A escola sempre teve dificuldade de se relacionar com a brincadeira, o jogo. Um dos motivos foi a necessidade de se manter a ordem e o progresso, a disciplina, a fragmentação do conhecimento. Mas a brincadeira, ainda que contida, sempre esteve lá, seja na hora do recreio, no parque, no tanque de areia. Em alguns momentos, a escola se aproximou do brincar de forma equivocada, disfarçando as atividades em brincadeiras, acreditando que desta forma as crianças aprenderiam os conteúdos “mais facilmente”. Ledo engano, elas sabem diferenciar o que é brincar e o que é aprender. E é justamente esse ponto que gostaria de tratar. O que se aprende quando se brinca na escola? Se for para aprender forma geométrica, letras, palavras e cores, é melhor não brincar. Usar a brincadeira como artifício pedagógico de conhecimentos que são aprendidas nos seus contextos de uso, é um desperdício. Na minha opinião, quando se brinca na escola aprende-se a interagir com o mundo, com as pessoas, com a funcionalidade dos objetos (caixas, pedras, gravetos etc.), dos espaços (pátios, quadras, rua, terra, tanque de areia), das regras (o que pode ou não) e do corpo em movimento (saltos, giros, equilíbrios, lançamentos, corridas etc.). A brincadeira é o melhor instrumento para a criança interagir com a cultura de forma ativa, protagonizando o seu conhecimento.

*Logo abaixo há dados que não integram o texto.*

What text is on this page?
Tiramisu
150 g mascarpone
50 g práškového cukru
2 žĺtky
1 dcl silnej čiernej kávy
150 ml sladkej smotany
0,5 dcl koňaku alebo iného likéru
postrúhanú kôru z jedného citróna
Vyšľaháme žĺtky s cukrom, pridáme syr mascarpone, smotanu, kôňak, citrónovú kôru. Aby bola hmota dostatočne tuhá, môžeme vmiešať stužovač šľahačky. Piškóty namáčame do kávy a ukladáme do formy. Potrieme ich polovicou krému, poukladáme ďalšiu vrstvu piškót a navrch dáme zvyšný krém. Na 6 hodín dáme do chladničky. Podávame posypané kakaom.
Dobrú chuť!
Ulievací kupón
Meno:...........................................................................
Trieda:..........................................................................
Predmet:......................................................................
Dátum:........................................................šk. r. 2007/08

Talvez você se pergunte: E os adolescentes e jovens? Eles também brincam? Certamente, mas suas brincadeiras acompanham suas formas abstratas e hipotéticas de interagir e pensar sobre o mundo, indo além do simbólico e concreto das crianças. Cabe às escolas, que estiverem dispostas a não permanecerem iguais às do século XX, descobrir e assegurar formas mais lúdicas e criativas de se relacionar com o conhecimento.
*Ana Paula Yazbek é pedagoga formada pela Faculdade de Educação da USP, com especialização em Educação de Crianças de zero a três anos pelo Instituto Singularidades; iniciou mestrado na FEUSP em 2018 e está pesquisando sobre o papel da educadora de bebês e crianças bem pequenas.
É sócia-diretora do espaço ekoa, escola que atende crianças de toda Educação Infantil (dos 0 aos 5 anos e onze meses). Além de acompanhar o trabalho das educadoras, atua em cursos de formação de professores desde 1995 e desde 2002 está voltada exclusivamente aos estudos desta faixa etária.